Do you have a view on who have been the best Chancellors of the Exchequer since 1945? Who should be the next Conservative Chancellor? And what do you want to see in the budget on Wednesday?
Take part in my Budget Poll
HERE. It will remain open until midnight on Tuesday and I will publish the results on Wednesday morning.
11 comments:
Iain, I know it's late and my faculties aren't at their peak, but I can't seem to find R.A. Butler in any of your lists. Surely this is a major oversight on your part? Didn't you feel he was worthy of inclusion in your list?
The alcopops were the most interesting part.
Well thanks Iain; its not even 9am and already I feel bad.
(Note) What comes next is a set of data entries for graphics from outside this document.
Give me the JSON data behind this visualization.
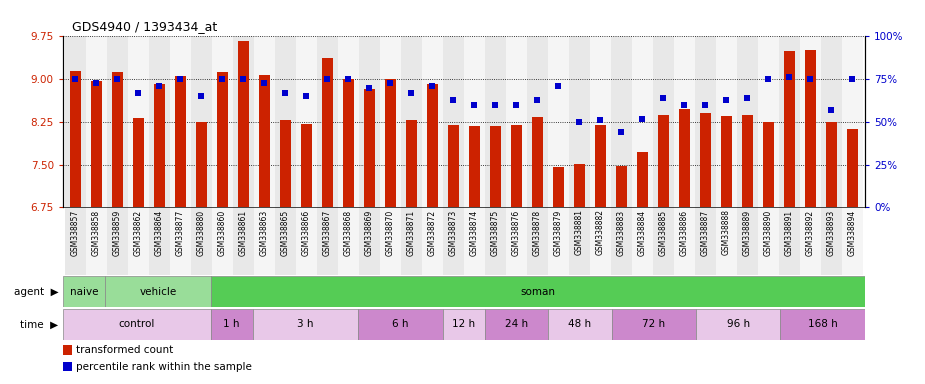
{
  "title": "GDS4940 / 1393434_at",
  "samples": [
    "GSM338857",
    "GSM338858",
    "GSM338859",
    "GSM338862",
    "GSM338864",
    "GSM338877",
    "GSM338880",
    "GSM338860",
    "GSM338861",
    "GSM338863",
    "GSM338865",
    "GSM338866",
    "GSM338867",
    "GSM338868",
    "GSM338869",
    "GSM338870",
    "GSM338871",
    "GSM338872",
    "GSM338873",
    "GSM338874",
    "GSM338875",
    "GSM338876",
    "GSM338878",
    "GSM338879",
    "GSM338881",
    "GSM338882",
    "GSM338883",
    "GSM338884",
    "GSM338885",
    "GSM338886",
    "GSM338887",
    "GSM338888",
    "GSM338889",
    "GSM338890",
    "GSM338891",
    "GSM338892",
    "GSM338893",
    "GSM338894"
  ],
  "bar_values": [
    9.15,
    8.97,
    9.13,
    8.32,
    8.92,
    9.06,
    8.24,
    9.13,
    9.67,
    9.08,
    8.28,
    8.21,
    9.38,
    9.01,
    8.82,
    9.01,
    8.28,
    8.92,
    8.19,
    8.18,
    8.17,
    8.19,
    8.33,
    7.45,
    7.52,
    8.19,
    7.48,
    7.72,
    8.37,
    8.48,
    8.4,
    8.36,
    8.38,
    8.24,
    9.5,
    9.52,
    8.24,
    8.12
  ],
  "percentile_values": [
    75,
    73,
    75,
    67,
    71,
    75,
    65,
    75,
    75,
    73,
    67,
    65,
    75,
    75,
    70,
    73,
    67,
    71,
    63,
    60,
    60,
    60,
    63,
    71,
    50,
    51,
    44,
    52,
    64,
    60,
    60,
    63,
    64,
    75,
    76,
    75,
    57,
    75
  ],
  "ymin": 6.75,
  "ymax": 9.75,
  "yticks_left": [
    6.75,
    7.5,
    8.25,
    9.0,
    9.75
  ],
  "yticks_right": [
    0,
    25,
    50,
    75,
    100
  ],
  "bar_color": "#cc2200",
  "dot_color": "#0000cc",
  "col_bg_even": "#e8e8e8",
  "col_bg_odd": "#f5f5f5",
  "agent_groups": [
    {
      "label": "naive",
      "start": 0,
      "end": 2,
      "color": "#99dd99"
    },
    {
      "label": "vehicle",
      "start": 2,
      "end": 7,
      "color": "#99dd99"
    },
    {
      "label": "soman",
      "start": 7,
      "end": 38,
      "color": "#55cc55"
    }
  ],
  "time_groups": [
    {
      "label": "control",
      "start": 0,
      "end": 7,
      "color": "#e8c8e8"
    },
    {
      "label": "1 h",
      "start": 7,
      "end": 9,
      "color": "#cc88cc"
    },
    {
      "label": "3 h",
      "start": 9,
      "end": 14,
      "color": "#e8c8e8"
    },
    {
      "label": "6 h",
      "start": 14,
      "end": 18,
      "color": "#cc88cc"
    },
    {
      "label": "12 h",
      "start": 18,
      "end": 20,
      "color": "#e8c8e8"
    },
    {
      "label": "24 h",
      "start": 20,
      "end": 23,
      "color": "#cc88cc"
    },
    {
      "label": "48 h",
      "start": 23,
      "end": 26,
      "color": "#e8c8e8"
    },
    {
      "label": "72 h",
      "start": 26,
      "end": 30,
      "color": "#cc88cc"
    },
    {
      "label": "96 h",
      "start": 30,
      "end": 34,
      "color": "#e8c8e8"
    },
    {
      "label": "168 h",
      "start": 34,
      "end": 38,
      "color": "#cc88cc"
    }
  ],
  "legend_items": [
    {
      "label": "transformed count",
      "color": "#cc2200"
    },
    {
      "label": "percentile rank within the sample",
      "color": "#0000cc"
    }
  ],
  "fig_width": 9.25,
  "fig_height": 3.84,
  "dpi": 100
}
I voted for Gordon Brown as the best Labour Chancellor! Not that I think he was any good its just best of a bad bunch! Think I need to have a good shower now; feel so dirty.
Roy Jenkins was an extremely strong chancellor. Some of the 80s Tories were quite good. But the all-time pinnacle of the chancellors must be Gladstone. He represented Liberal responsibility and good management against Tory profligacy and recklessness.
I voted for Brown as the worst chancellor since the war. Every other chancellor has been dealt a poor hand that either forced them to bluff or fold, but to have been dealt an excellent hand and turn it into a losing one of monumental financial cost takes some doing.
I was wanting to vote for Alan Curbishley as the worst manager in the Premiership, but then I realised I had landed on the wrong blog.
Sorry Iain.
asquith said...
"the all-time pinnacle of the chancellors must be Gladstone."
I think he was a bit before 1945.
I'm sure this desire to list everything in order can't be healthy. Why don't you take up train spotting?
Clarke dealt a terrible hand to Brown, and then was all over the press telling anyone who'd listen that he would never have stuck to his own fiscal tightening plans in 1998-2000!
The "golden legacy" is a myth. We had political interference re interest rates and appalling social division. Brown sorted that out, made the City a very easy place to make money, and deserves to go down as the best Chancellor we ever had.
What about Sir Hugh Dalton 1945-47 . Had to cope with the post second world war near bankrupt Britain and had the decency to resign after making an off the cuff remark re gilt issuance immediately prior to the budget speech
compare that to the continual leaking and "trailing " of news of the budget changes which goes on all the time since the coming of the Corrupt Slimeball to power in 1997
which is now considered normal .
Dalton was Labour too but it might as well have been a different party --
I would nominate Kenneth Clarke as a top Chancellor. He brought the economy back on its feet and the credit for his achievement all seemed to be stolen by Gordon Brown.